The ringing clash of steel on steel jarred Catelyn back to the present. Ser Vardis was coming hard at Bronn, driving into him with shield and sword. The sellsword scrambled backward, checking each blow, stepping lithely over rock and root, his eyes never leaving his foe. He was quicker, Catelyn saw; the knight’s silvered sword never came near to touching him, but his own ugly grey blade hacked a notch from Ser Vardis’s shoulder plate.

The brief flurry of fighting ended as swiftly as it had begun when Bronn sidestepped and slid behind the statue of the weeping woman. Ser Vardis lunged at where he had been, striking a spark off the pale marble of Alyssa’s thigh.

“They’re not fighting good, Mother,” the Lord of the Eyrie complained. “I want them to fight.”

“They will, sweet baby,” his mother soothed him. “The sellsword can’t run all day.”

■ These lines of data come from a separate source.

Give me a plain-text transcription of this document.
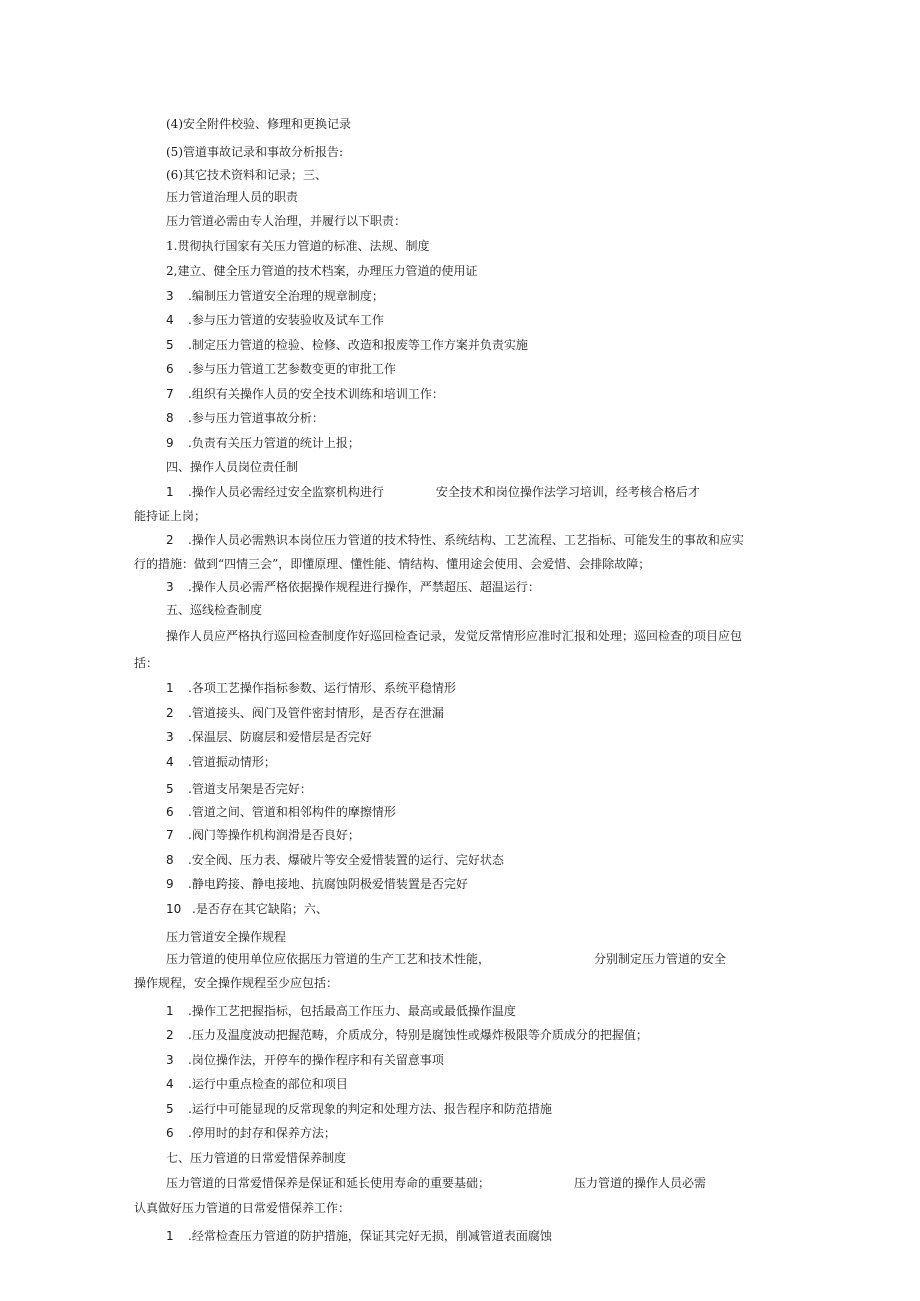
(4)安全附件校验、修理和更换记录
(5)管道事故记录和事故分析报告:
(6)其它技术资料和记录；三、
压力管道治理人员的职责
压力管道必需由专人治理，并履行以下职责：
1.贯彻执行国家有关压力管道的标准、法规、制度
2,建立、健全压力管道的技术档案，办理压力管道的使用证
3 .编制压力管道安全治理的规章制度；
4 .参与压力管道的安装验收及试车工作
5 .制定压力管道的检验、检修、改造和报废等工作方案并负责实施
6 .参与压力管道工艺参数变更的审批工作
7 .组织有关操作人员的安全技术训练和培训工作：
8 .参与压力管道事故分析：
9 .负责有关压力管道的统计上报；
四、操作人员岗位责任制
1 .操作人员必需经过安全监察机构进行	安全技术和岗位操作法学习培训，经考核合格后才
能持证上岗；
2 .操作人员必需熟识本岗位压力管道的技术特性、系统结构、工艺流程、工艺指标、可能发生的事故和应实
行的措施：做到“四情三会”，即懂原理、懂性能、情结构、懂用途会使用、会爱惜、会排除故障；
3 .操作人员必需严格依据操作规程进行操作，严禁超压、超温运行：
五、巡线检查制度
操作人员应严格执行巡回检查制度作好巡回检查记录，发觉反常情形应准时汇报和处理；巡回检查的项目应包
括：
1 .各项工艺操作指标参数、运行情形、系统平稳情形
2 .管道接头、阀门及管件密封情形，是否存在泄漏
3 .保温层、防腐层和爱惜层是否完好
4 .管道振动情形；
5 .管道支吊架是否完好：
6 .管道之间、管道和相邻构件的摩擦情形
7 .阀门等操作机构润滑是否良好；
8 .安全阀、压力表、爆破片等安全爱惜装置的运行、完好状态
9 .静电跨接、静电接地、抗腐蚀阴极爱惜装置是否完好
10 .是否存在其它缺陷；六、
压力管道安全操作规程
压力管道的使用单位应依据压力管道的生产工艺和技术性能，	分别制定压力管道的安全
操作规程，安全操作规程至少应包括：
1 .操作工艺把握指标，包括最高工作压力、最高或最低操作温度
2 .压力及温度波动把握范畴，介质成分，特别是腐蚀性或爆炸极限等介质成分的把握值；
3 .岗位操作法，开停车的操作程序和有关留意事项
4 .运行中重点检查的部位和项目
5 .运行中可能显现的反常现象的判定和处理方法、报告程序和防范措施
6 .停用时的封存和保养方法；
七、压力管道的日常爱惜保养制度
压力管道的日常爱惜保养是保证和延长使用寿命的重要基础；	压力管道的操作人员必需
认真做好压力管道的日常爱惜保养工作：
1 .经常检查压力管道的防护措施，保证其完好无损，削减管道表面腐蚀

Some of the lords on Lysa’s terrace were making wry jests as they refilled their wine cups, but across the garden, Tyrion Lannister’s mismatched eyes watched the champions dance as if there were nothing else in the world.

Bronn came out from behind the statue hard and fast, still moving left, aiming a two-handed cut at the knight’s unshielded right side. Ser Vardis blocked, but clumsily, and the sellsword’s blade flashed upward at his head. Metal rang, and a falcon’s wing collapsed with a crunch. Ser Vardis took a half step back to brace himself, raised his shield. Oak chips flew as Bronn’s sword hacked at the wooden wall. The sellsword stepped left again, away from the shield, and caught Ser Vardis across the stomach, the razor edge of his blade leaving a bright gash when it bit into the knight’s plate.